Coming off a strong game, Simpson heading back home

Jay Simpson returns home Wednesday and does so with some momentum.

The Boilermaker redshirt freshman big man and Champaign, Ill., native will play at Illinois this week coming off one of his best games of the season, or at least one that snapped an extended dry spell.

Simpson scored seven points in Purdue's win over Nebraska Sunday, including an inside bucket and a three-pointer that sparked a modest Purdue run before halftime.

It was the backup center's first game scoring more than two points since the early December win over Boston College.

"I just had more confidence," Simpson said. "I can't blame anybody but myself for that lack of confidence, so I'm trying to get that back slowly but surely."

That confidence may have been reflected in Simpson's aggressiveness against the Cornhuskers.

Coach Matt Painter said Sunday after the 70-64 victory that he'd rather see Simpson attack the rim than fall away from it, as Simpson's vast array of post moves often have him fading away from the basket or shooting turnarounds.

"I just wanted to be aggressive, to go down there with a wide base and try to be a strong in every move I did. It worked out for me," Simpson said.

"Sometimes I think too much about what to do.

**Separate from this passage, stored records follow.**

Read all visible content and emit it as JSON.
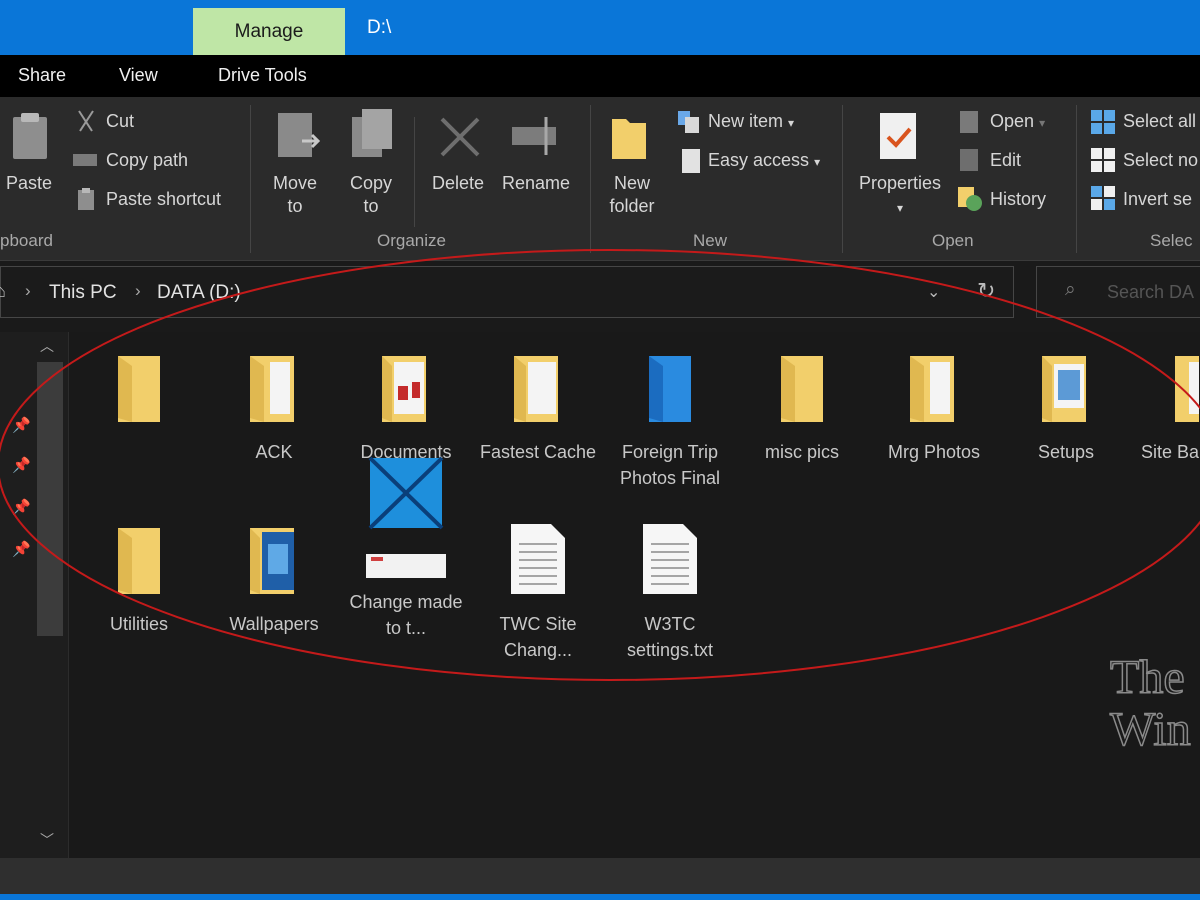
{
  "window": {
    "context_tab": "Manage",
    "path": "D:\\"
  },
  "tabs": [
    "Share",
    "View",
    "Drive Tools"
  ],
  "ribbon": {
    "clipboard": {
      "paste": "Paste",
      "cut": "Cut",
      "copy_path": "Copy path",
      "paste_shortcut": "Paste shortcut",
      "label": "pboard"
    },
    "organize": {
      "move_to_1": "Move",
      "move_to_2": "to",
      "copy_to_1": "Copy",
      "copy_to_2": "to",
      "delete": "Delete",
      "rename": "Rename",
      "label": "Organize"
    },
    "new": {
      "new_folder_1": "New",
      "new_folder_2": "folder",
      "new_item": "New item",
      "easy_access": "Easy access",
      "label": "New"
    },
    "open": {
      "properties": "Properties",
      "open": "Open",
      "edit": "Edit",
      "history": "History",
      "label": "Open"
    },
    "select": {
      "select_all": "Select all",
      "select_none": "Select no",
      "invert": "Invert se",
      "label": "Selec"
    }
  },
  "address": {
    "crumbs": [
      "This PC",
      "DATA (D:)"
    ],
    "search_placeholder": "Search DA"
  },
  "items": [
    {
      "name": "",
      "kind": "folder"
    },
    {
      "name": "ACK",
      "kind": "folder-docs"
    },
    {
      "name": "Documents",
      "kind": "folder-red"
    },
    {
      "name": "Fastest Cache",
      "kind": "folder-docs"
    },
    {
      "name": "Foreign Trip Photos Final",
      "kind": "folder-blue"
    },
    {
      "name": "misc pics",
      "kind": "folder"
    },
    {
      "name": "Mrg Photos",
      "kind": "folder-docs"
    },
    {
      "name": "Setups",
      "kind": "folder-photo"
    },
    {
      "name": "Site Ba",
      "kind": "folder-docs"
    },
    {
      "name": "Utilities",
      "kind": "folder"
    },
    {
      "name": "Wallpapers",
      "kind": "folder-blue-img"
    },
    {
      "name": "Change made to t...",
      "kind": "image"
    },
    {
      "name": "TWC Site Chang...",
      "kind": "text"
    },
    {
      "name": "W3TC settings.txt",
      "kind": "text"
    }
  ],
  "watermark": [
    "The",
    "Win"
  ],
  "colors": {
    "titlebar": "#0a76d8",
    "manage_tab": "#bfe6a6",
    "folder": "#f2cf6b",
    "annotation": "#c41a1a"
  }
}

I talked to Coach Painter and Coach (Brandon) Brantley about that yesterday. I just have to go out there and not think as much, but just play my game."

That's what Simpson will strive to do Wednesday playing in his hometown for the first time. He'll do so, he said, in front of family and friends who've never seen him play a college game. While redshirting last season, Simpson didn't make the trip to Champaign for Purdue's loss at the newly named State Farm Center.

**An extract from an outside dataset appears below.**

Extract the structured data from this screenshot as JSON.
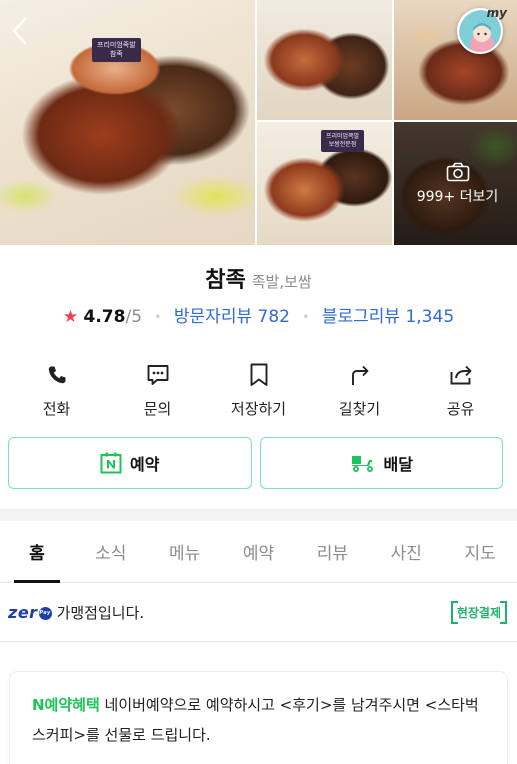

"I have to stay level-headed and stay humble and just help do what we have to do to get the win," Simpson said.

Simpson committed to Purdue - immediately upon being offered a scholarship - prior to his sophomore year at Champaign Central after having attended numerous Illinois games growing up.

Then, Purdue recognized his uncommon blend of size and skill at an early age.

Years later, Simpson's still just as gifted - more so, really - and in the best physical condition of his life.

But, he still has a long way to go.

"Now it's just a matter of getting him to sustain his effort. He has to be more of a detailed guy if he's ever going to be successful in this league," Painter said. "He has to hang his hat on being in a stance, communicating loud, early and continuous on those ball screens, and then just being engaged through the game.

"If he can keep improving in those areas - and he's doing a much better job in all of them - he can be pretty successful. … His consistency's really improved, but yet he has a long way to go. If he can get consistent in all areas of his life, I think he has a chance to be a really good player at Purdue."